Une prise de conscience

Les visiteurs de l’exposition augmentent d’une année à l’autre comme le confirme Mohamad Moustapha, responsable actuel de l’exposition et sous-secrétaire auprès du ministère de l’Agriculture. Selon lui, la culture des visiteurs a changé ces dernières années. La création des nouveaux compounds et des villages touristiques sur la Côte-Nord et en mer Rouge ont donné un grand essor à la culture des plantes d’ornements et des fleurs. « N’oublions pas aussi qu’il y a toujours une certaine concurrence entre les membres de la classe aisée. Si l’un d’eux s’achète une nouvelle voiture, l’autre s’appropriera une voiture encore plus belle. C’est la même chose pour les plantes », déclare Mohamad.

En effet, on remarque du premier coup d’œil que c’est la classe aisée qui représente la principale clientèle de l’exposition. La marque des voitures stationnées, l’allure des visiteurs, la quantité et la variété de plantes achetées le reflètent clairement.

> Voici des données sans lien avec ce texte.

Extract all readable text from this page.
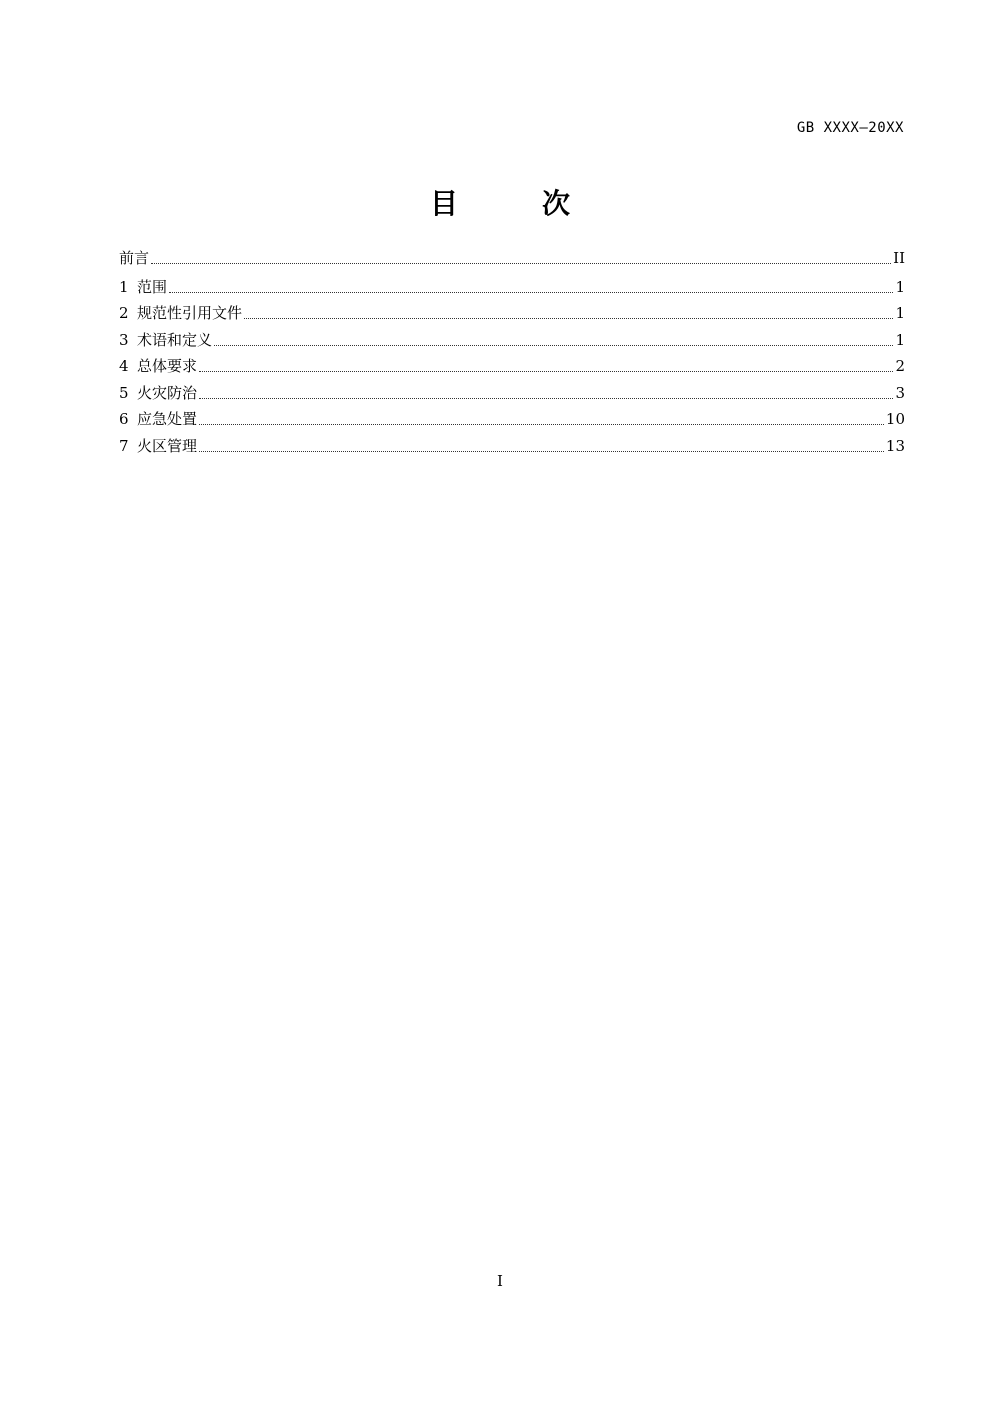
GB XXXX—20XX
目　次
前言	II
1 范围	1
2 规范性引用文件	1
3 术语和定义	1
4 总体要求	2
5 火灾防治	3
6 应急处置	10
7 火区管理	13
I
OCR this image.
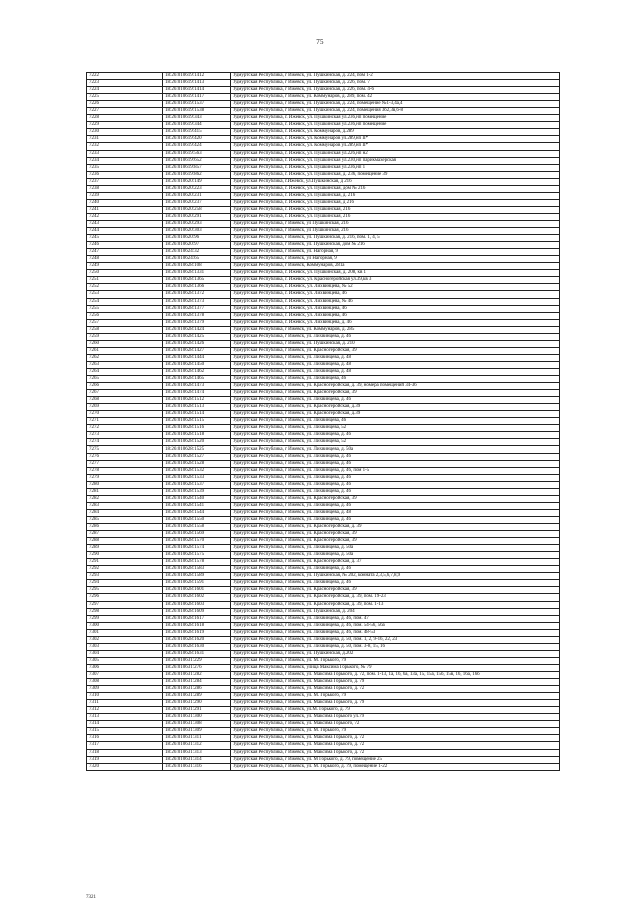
75
7222	18:26:010619:1412	Удмуртская Республика, г Ижевск, ул. Пушкинская, д. 224, пом 1-2
7223	18:26:010619:1413	Удмуртская Республика, г Ижевск, ул. Пушкинская, д. 226, пом. 7
7224	18:26:010619:1414	Удмуртская Республика, г Ижевск, ул. Пушкинская, д. 226, пом. 4-6
7225	18:26:010619:1417	Удмуртская Республика, г Ижевск, ул. Коммунаров, д. 289, пом. 42
7226	18:26:010619:1537	Удмуртская Республика, г Ижевск, ул. Пушкинская, д. 224, помещение №1-3,4а,4
7227	18:26:010619:1538	Удмуртская Республика, г Ижевск, ул. Пушкинская, д. 224, помещения 3б2,3в,6-8
7228	18:26:010619:343	Удмуртская Республика, г. Ижевск, ул. Пушкинская ул.236,нп помещение
7229	18:26:010619:344	Удмуртская Республика, г. Ижевск, ул. Пушкинская ул.236,нп помещение
7230	18:26:010619:415	Удмуртская Республика, г. Ижевск, ул. Коммунаров, д.289
7231	18:26:010619:420	Удмуртская Республика, г. Ижевск, ул. Коммунаров ул.289,нп II*
7232	18:26:010619:424	Удмуртская Республика, г. Ижевск, ул. Коммунаров ул.289,нп II*
7233	18:26:010619:563	Удмуртская Республика, г. Ижевск, ул. Пушкинская ул.226,нп н2
7234	18:26:010619:652	Удмуртская Республика, г. Ижевск, ул. Пушкинская ул.230,нп парикмахерская
7235	18:26:010619:857	Удмуртская Республика, г. Ижевск, ул. Пушкинская ул.236,нп 1
7236	18:26:010619:862	Удмуртская Республика, г. Ижевск, ул. Пушкинская, д. 236, помещение 39
7237	18:26:010620:149	Удмуртская Республика, г.Ижевск, ул.Пушкинская, д 216
7238	18:26:010620:223	Удмуртская Республика, г. Ижевск, ул. Пушкинская, дом № 216
7239	18:26:010620:231	Удмуртская Республика, г. Ижевск, ул. Пушкинская, д. 216
7240	18:26:010620:237	Удмуртская Республика, г. Ижевск, ул. Пушкинская, д 216
7241	18:26:010620:258	Удмуртская Республика, г. Ижевск, ул. Пушкинская, 216
7242	18:26:010620:291	Удмуртская Республика, г. Ижевск, ул. Пушкинская, 216
7243	18:26:010620:293	Удмуртская Республика, г Ижевск, ул Пушкинская, 216
7244	18:26:010620:303	Удмуртская Республика, г Ижевск, ул Пушкинская, 216
7245	18:26:010620:96	Удмуртская Республика, г Ижевск, ул. Пушкинская, д. 216, пом. 1, 4, 5
7246	18:26:010620:97	Удмуртская Республика, г Ижевск, ул. Пушкинская, дом № 216
7247	18:26:010624:32	Удмуртская Республика, г Ижевск, ул. Нагорная, 9
7248	18:26:010624:65	Удмуртская Республика, г Ижевск, ул Нагорная, 9
7249	18:26:010628:108	Удмуртская Республика, г Ижевск, Коммунаров, 281а
7250	18:26:010628:1331	Удмуртская Республика, г. Ижевск, ул. Пушкинская, д. 208, кв 1
7251	18:26:010628:1365	Удмуртская Республика, г. Ижевск, ул. Красногеройская ул.39,кв 3
7252	18:26:010628:1366	Удмуртская Республика, г. Ижевск, ул. Лихвинцева, № 52
7253	18:26:010628:1372	Удмуртская Республика, г. Ижевск, ул. Лихвинцева, 46
7254	18:26:010628:1373	Удмуртская Республика, г. Ижевск, ул. Лихвинцева, № 46
7255	18:26:010628:1377	Удмуртская Республика, г. Ижевск, ул. Лихвинцева, 46
7256	18:26:010628:1378	Удмуртская Республика, г. Ижевск, ул. Лихвинцева, 46
7257	18:26:010628:1379	Удмуртская Республика, г. Ижевск, ул. Лихвинцева, д. 46
7258	18:26:010628:1424	Удмуртская Республика, г Ижевск, ул. Коммунаров, д. 285
7259	18:26:010628:1425	Удмуртская Республика, г Ижевск, ул. Лихвинцева, д. 46
7260	18:26:010628:1426	Удмуртская Республика, г Ижевск, ул. Пушкинская, д. 210
7261	18:26:010628:1427	Удмуртская Республика, г Ижевск, ул. Красногеройская, 39
7262	18:26:010628:1444	Удмуртская Республика, г Ижевск, ул. Лихвинцева, д. 48
7263	18:26:010628:1450	Удмуртская Республика, г Ижевск, ул. Лихвинцева, д. 48
7264	18:26:010628:1462	Удмуртская Республика, г Ижевск, ул. Лихвинцева, д. 48
7265	18:26:010628:1465	Удмуртская Республика, г Ижевск, ул. Лихвинцева, 46
7266	18:26:010628:1473	Удмуртская Республика, г Ижевск, ул. Красногеройская, д. 39, номера помещений 34-36
7267	18:26:010628:1474	Удмуртская Республика, г Ижевск, ул. Красногеройская, 39
7268	18:26:010628:1512	Удмуртская Республика, г Ижевск, ул. Лихвинцева, д. 46
7269	18:26:010628:1513	Удмуртская Республика, г Ижевск, ул. Красногеройская, д.39
7270	18:26:010628:1514	Удмуртская Республика, г Ижевск, ул. Красногеройская, д.39
7271	18:26:010628:1515	Удмуртская Республика, г Ижевск, ул. Лихвинцева, 46
7272	18:26:010628:1516	Удмуртская Республика, г Ижевск, ул. Лихвинцева, 52
7273	18:26:010628:1518	Удмуртская Республика, г Ижевск, ул. Лихвинцева, д. 46
7274	18:26:010628:1520	Удмуртская Республика, г Ижевск, ул. Лихвинцева, 52
7275	18:26:010628:1525	Удмуртская Республика, г Ижевск, ул. Лихвинцева, д. 50а
7276	18:26:010628:1527	Удмуртская Республика, г Ижевск, ул. Лихвинцева, д. 46
7277	18:26:010628:1528	Удмуртская Республика, г Ижевск, ул. Лихвинцева, д. 46
7278	18:26:010628:1532	Удмуртская Республика, г Ижевск, ул. Лихвинцева, д. 46, пом 1-5
7279	18:26:010628:1533	Удмуртская Республика, г Ижевск, ул. Лихвинцева, д. 46
7280	18:26:010628:1537	Удмуртская Республика, г Ижевск, ул. Лихвинцева, д. 46
7281	18:26:010628:1539	Удмуртская Республика, г Ижевск, ул. Лихвинцева, д. 46
7282	18:26:010628:1540	Удмуртская Республика, г Ижевск, ул. Красногеройская, 39
7283	18:26:010628:1541	Удмуртская Республика, г Ижевск, ул. Лихвинцева, д. 46
7284	18:26:010628:1544	Удмуртская Республика, г Ижевск, ул. Лихвинцева, д. 48
7285	18:26:010628:1550	Удмуртская Республика, г Ижевск, ул. Лихвинцева, д. 46
7286	18:26:010628:1558	Удмуртская Республика, г Ижевск, ул. Красногеройская, д. 39
7287	18:26:010628:1569	Удмуртская Республика, г Ижевск, ул. Красногеройская, 39
7288	18:26:010628:1570	Удмуртская Республика, г Ижевск, ул. Красногеройская, 39
7289	18:26:010628:1574	Удмуртская Республика, г Ижевск, ул. Лихвинцева, д. 50а
7290	18:26:010628:1575	Удмуртская Республика, г Ижевск, ул. Лихвинцева, д. 50а
7291	18:26:010628:1578	Удмуртская Республика, г Ижевск, ул. Красногеройская, д. 37
7292	18:26:010628:1583	Удмуртская Республика, г Ижевск, ул. Лихвинцева, д. 46
7293	18:26:010628:1589	Удмуртская Республика, г Ижевск, ул. Пушкинская, № 202, комната 2,3,5,6,7,8,9
7294	18:26:010628:1591	Удмуртская Республика, г Ижевск, ул. Лихвинцева, д. 46
7295	18:26:010628:1601	Удмуртская Республика, г Ижевск, ул. Красногеройская, 39
7296	18:26:010628:1602	Удмуртская Республика, г Ижевск, ул. Красногеройская, д. 39, пом. 19-23
7297	18:26:010628:1603	Удмуртская Республика, г Ижевск, ул. Красногеройская, д. 39, пом. 1-13
7298	18:26:010628:1609	Удмуртская Республика, г Ижевск, ул. Пушкинская, д. 204
7299	18:26:010628:1617	Удмуртская Республика, г Ижевск, ул. Лихвинцева, д. 46, пом. 47
7300	18:26:010628:1618	Удмуртская Республика, г Ижевск, ул. Лихвинцева, д. 46, пом. 54-56, 56а
7301	18:26:010628:1619	Удмуртская Республика, г Ижевск, ул. Лихвинцева, д. 46, пом. 48-53
7302	18:26:010628:1620	Удмуртская Республика, г Ижевск, ул. Лихвинцева, д. 50, пом. 1, 2, 9-16, 22, 23
7303	18:26:010628:1630	Удмуртская Республика, г Ижевск, ул. Лихвинцева, д. 50, пом. 3-8, 15, 16
7304	18:26:010628:1631	Удмуртская Республика, г Ижевск, ул. Пушкинская, д.202
7305	18:26:010631:229	Удмуртская Республика, г Ижевск, ул. М. Горького, 79
7306	18:26:010631:276	Удмуртская Республика, г Ижевск, улица Максима Горького, № 79
7307	18:26:010631:282	Удмуртская Республика, г Ижевск, ул. Максима Горького, д. 72, пом. 1-13, 1а, 16, 6а, 13а, 15, 15а, 15б, 15в, 16, 16а, 16б
7308	18:26:010631:284	Удмуртская Республика, г Ижевск, ул. Максима Горького, д. 79
7309	18:26:010631:286	Удмуртская Республика, г Ижевск, ул. Максима Горького, д. 72
7310	18:26:010631:289	Удмуртская Республика, г Ижевск, ул. М. Горького, 79
7311	18:26:010631:290	Удмуртская Республика, г Ижевск, ул. Максима Горького, д. 79
7312	18:26:010631:291	Удмуртская Республика, г Ижевск, ул.М. Горького, д. 79
7313	18:26:010631:300	Удмуртская Республика, г Ижевск, ул. Максима Горького ул.79
7314	18:26:010631:308	Удмуртская Республика, г Ижевск, ул. Максима Горького, 72
7315	18:26:010631:309	Удмуртская Республика, г Ижевск, ул. М. Горького, 79
7316	18:26:010631:311	Удмуртская Республика, г Ижевск, ул. Максима Горького, д. 72
7317	18:26:010631:312	Удмуртская Республика, г Ижевск, ул. Максима Горького, д. 72
7318	18:26:010631:313	Удмуртская Республика, г Ижевск, ул. Максима Горького, д. 72
7319	18:26:010631:314	Удмуртская Республика, г Ижевск, ул. М Горького, д. 79, помещение 25
7320	18:26:010631:316	Удмуртская Республика, г Ижевск, ул. М. Горького, д. 79, помещение 1-22
7321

« Je suis là de bon matin. Cependant, je n’ai pas trouvé toute la quantité de pots de géranium dont j’ai besoin », déclare Hala, qui veut embellir le jardin de sa villa dans la nouvelle cité du 6 Octobre avec près de 50 pots de fleurs. Elle raconte que cet exposant présente ses géraniums depuis 20 ans au même endroit et qu’elle vient chaque année pour découvrir les nouvelles couleurs hybridées. Le sol est jonché de centaines de pots de géranium classés selon leurs couleurs. Les couleurs traditionnelles comme le blanc, le rouge et le rose côtoient les couleurs plus originales comme le mauve, le fuchsia et le saumon. « Ici, le pot est vendu à 9 L.E. mais le prix n’est pas à débattre, même si l’on veut acheter une grande quantité. Cet exposant a bâti une réputation solide depuis longue date », explique Hala, professeur à l’université, qui n’a pas réussi à réduire le montant de sa commande qui lui sera livrée à domicile le lendemain. En fait, cette dernière a un abonnement avec le fleuriste du quartier qui lui livre des fleurs une fois par semaine. « Pour moi, avoir des fleurs dans mes vases est aussi important que l’eau et la nourriture », dit-elle en parlant de son mode de vie. 

Du gagne-pain, aussi

Tout un monde tourne autour de cet événement. Chacun y trouve son gagne-pain. Khodeir, vêtu de sa modeste djellaba, pousse sa brouette devant lui, prêt à se précipiter vers les visiteurs pour les aider à transporter leurs achats. Simple journalier pendant toute l’année, il attend l’événement de l’exposition pour se faire une petite somme. « Cinq livres par-ci, 10 livres par-là. A la fin de la journée, je me retrouve avec une bonne somme qui me fait oublier toute ma fatigue », dit Khodeir, l’une des nombreuses personnes qui profitent de l’événement. D’autres chauffeurs de camionnettes stationnent à l’entrée du parc et offrent leurs services aux visiteurs désireux de transporter leurs achats nombreux à de longues distances ou aux exposants qui apportent leurs marchandises.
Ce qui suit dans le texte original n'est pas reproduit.